I could go super geek and do a breakdown comparison to other flagship smartphones spec by spec, but I don’t think it matters to the target customer for this device. I don’t think the uber nerds are going to buy this. They’ll appreciate the engineering and cool factor, but there will be some specs that just don’t match up to regular smartphones to justify the price for this incarnation of bleeding edge technology. I know that Samsung has been seeding these phones to “creators”, but I don’t think they’re the target market either. This device is not durable enough, or more accurately–doesn’t possess the perception of durability–to be knocked around by YouTube creators. I also think that they would rather spend the money on a Galaxy S20 and a GoPro or other action camera. Who does that leave? The luxury and fashion market.

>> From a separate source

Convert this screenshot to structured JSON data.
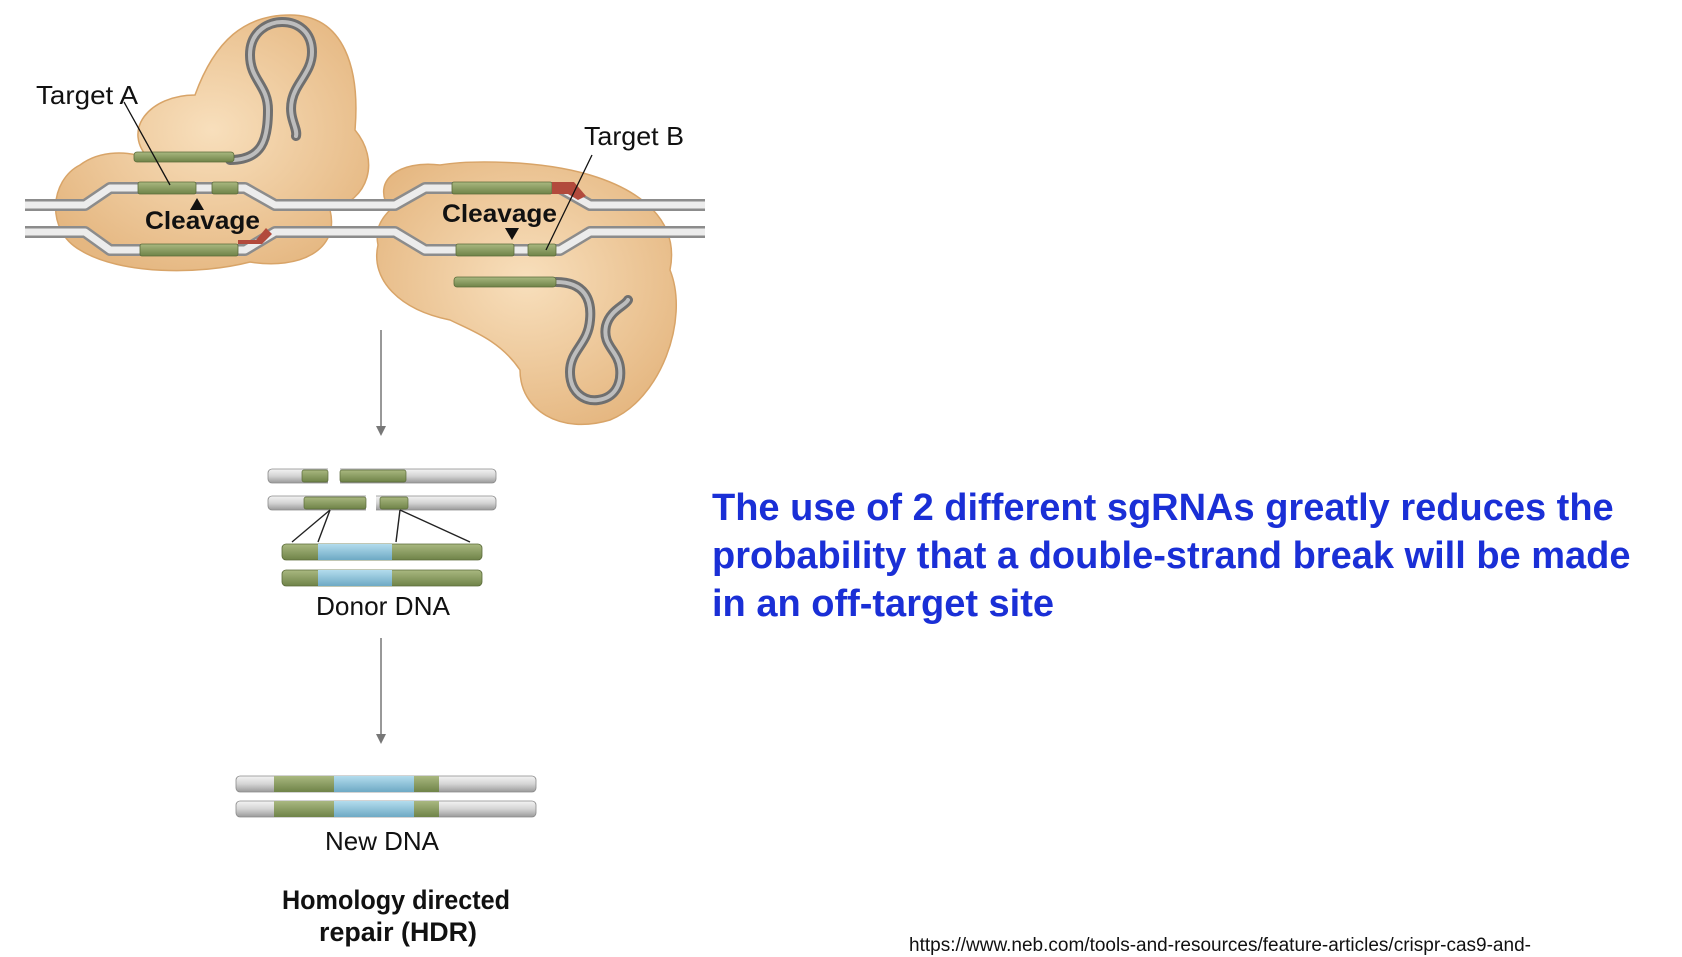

Samsung has acknowledged that with their Thom Browne Edition of the phone. I don’t know who that is, but he’s apparently a fashion icon. Don’t get me wrong, do I want one? Oh my God, yes. It’s oozes cool. It’s a solid, well equipped, good looking phone with a bold promise for the future. When this form factor hits the $1,500 price point, and it will one day soon, we’ll have a more difficult choice. As it stands now, I think Samsung has created a winning phone for those who like to be seen as fashion forward, appreciate quality and are willing to pay for it.